When cloth-making was still a home-based occupation, the bleachfields could be found on Scottish crofts and English farm fields. Just as wool needed fulling and flax needed retting, so did the semi-finished fabrics need space and time outdoors to bleach. In the 18th century there were many linen bleachfields in Scotland, particularly in Perthshire, Renfrewshire, in the Scottish Lowlands, and the outskirts of Glasgow. By the 1760s, linen manufacture became a major industry in Scotland, second only to agriculture. For instance, in 1782 alone, Perthshire produced 1700000 yard of linen, worth £81,000 (£ as of ).

Bleachfields were also common in northern England; for instance, the name of the town of Whitefield, on the outskirts of Manchester, is thought to derive from the medieval bleachfields used by Flemish settlers.
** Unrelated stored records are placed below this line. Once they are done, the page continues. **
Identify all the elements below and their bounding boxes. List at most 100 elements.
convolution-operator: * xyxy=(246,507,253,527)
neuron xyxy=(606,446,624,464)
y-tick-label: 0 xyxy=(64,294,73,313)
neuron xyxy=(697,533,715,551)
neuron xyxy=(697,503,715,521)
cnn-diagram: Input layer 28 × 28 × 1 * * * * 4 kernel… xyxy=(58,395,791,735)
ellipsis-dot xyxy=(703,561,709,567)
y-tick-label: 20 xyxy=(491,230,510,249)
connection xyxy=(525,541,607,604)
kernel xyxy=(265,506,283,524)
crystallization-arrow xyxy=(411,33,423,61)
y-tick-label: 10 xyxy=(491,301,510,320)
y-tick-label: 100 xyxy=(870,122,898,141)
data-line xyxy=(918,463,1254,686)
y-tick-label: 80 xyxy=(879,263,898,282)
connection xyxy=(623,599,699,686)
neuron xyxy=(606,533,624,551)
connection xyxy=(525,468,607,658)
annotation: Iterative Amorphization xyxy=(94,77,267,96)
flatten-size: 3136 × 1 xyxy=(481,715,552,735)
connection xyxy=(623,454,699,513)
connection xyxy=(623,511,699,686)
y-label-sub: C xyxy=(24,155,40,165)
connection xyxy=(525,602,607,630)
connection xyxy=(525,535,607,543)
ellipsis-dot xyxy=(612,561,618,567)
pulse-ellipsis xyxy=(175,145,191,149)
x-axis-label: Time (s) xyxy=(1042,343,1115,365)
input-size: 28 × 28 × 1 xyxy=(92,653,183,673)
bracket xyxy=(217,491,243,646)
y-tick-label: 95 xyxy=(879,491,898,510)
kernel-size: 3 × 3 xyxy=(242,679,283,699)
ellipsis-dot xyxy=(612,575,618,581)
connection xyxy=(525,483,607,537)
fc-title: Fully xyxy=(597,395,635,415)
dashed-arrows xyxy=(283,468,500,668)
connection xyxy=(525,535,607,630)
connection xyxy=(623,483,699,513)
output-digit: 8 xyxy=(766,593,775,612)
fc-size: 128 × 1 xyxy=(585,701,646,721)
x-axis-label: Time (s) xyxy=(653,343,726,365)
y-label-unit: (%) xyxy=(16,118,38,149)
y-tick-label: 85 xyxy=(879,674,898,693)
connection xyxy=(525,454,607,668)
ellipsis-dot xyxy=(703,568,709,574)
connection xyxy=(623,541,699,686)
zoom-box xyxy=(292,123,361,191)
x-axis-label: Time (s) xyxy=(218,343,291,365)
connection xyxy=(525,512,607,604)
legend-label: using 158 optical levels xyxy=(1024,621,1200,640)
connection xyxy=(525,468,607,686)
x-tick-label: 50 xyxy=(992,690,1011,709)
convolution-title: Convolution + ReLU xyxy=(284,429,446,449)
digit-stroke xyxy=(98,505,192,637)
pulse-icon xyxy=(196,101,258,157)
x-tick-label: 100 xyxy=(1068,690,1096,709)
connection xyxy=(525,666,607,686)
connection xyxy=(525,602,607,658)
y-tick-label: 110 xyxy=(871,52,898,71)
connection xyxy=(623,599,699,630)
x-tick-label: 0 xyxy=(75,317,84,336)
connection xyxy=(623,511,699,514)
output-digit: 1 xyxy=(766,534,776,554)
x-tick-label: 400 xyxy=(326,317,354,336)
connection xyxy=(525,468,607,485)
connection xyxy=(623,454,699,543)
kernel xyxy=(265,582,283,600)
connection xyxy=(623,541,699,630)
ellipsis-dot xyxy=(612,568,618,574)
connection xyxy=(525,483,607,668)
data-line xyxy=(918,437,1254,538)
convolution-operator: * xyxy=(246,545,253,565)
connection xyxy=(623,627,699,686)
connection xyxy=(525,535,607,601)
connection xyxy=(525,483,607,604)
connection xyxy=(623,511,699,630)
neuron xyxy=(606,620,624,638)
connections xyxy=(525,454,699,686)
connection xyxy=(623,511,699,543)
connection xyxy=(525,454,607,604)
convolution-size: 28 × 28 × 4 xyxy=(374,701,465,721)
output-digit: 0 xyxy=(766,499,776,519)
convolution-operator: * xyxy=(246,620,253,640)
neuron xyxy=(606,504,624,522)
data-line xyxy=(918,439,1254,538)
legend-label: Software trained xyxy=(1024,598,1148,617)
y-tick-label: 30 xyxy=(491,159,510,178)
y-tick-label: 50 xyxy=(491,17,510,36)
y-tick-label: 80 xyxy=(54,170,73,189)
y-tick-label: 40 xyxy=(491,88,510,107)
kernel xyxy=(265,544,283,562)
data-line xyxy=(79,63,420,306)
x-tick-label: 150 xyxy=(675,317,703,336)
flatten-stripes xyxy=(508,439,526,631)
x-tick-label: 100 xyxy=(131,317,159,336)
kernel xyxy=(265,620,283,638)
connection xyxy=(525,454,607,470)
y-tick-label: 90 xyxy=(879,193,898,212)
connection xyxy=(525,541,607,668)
Bleachfields became redundant after Charles Tennant developed a bleaching powder based on chlorine, which permitted year-round processing of fabric indoors, but many of the factories continued to be called bleachfields.

A bleachfield is similar to, but should not be confused with, a tenterground. Bleachfields were a popular subject for Dutch painters in the 17th century. One of the stained glass windows made by Stephen Adam for the Maryhill Burgh Halls in 1878 shows linen bleachers at work.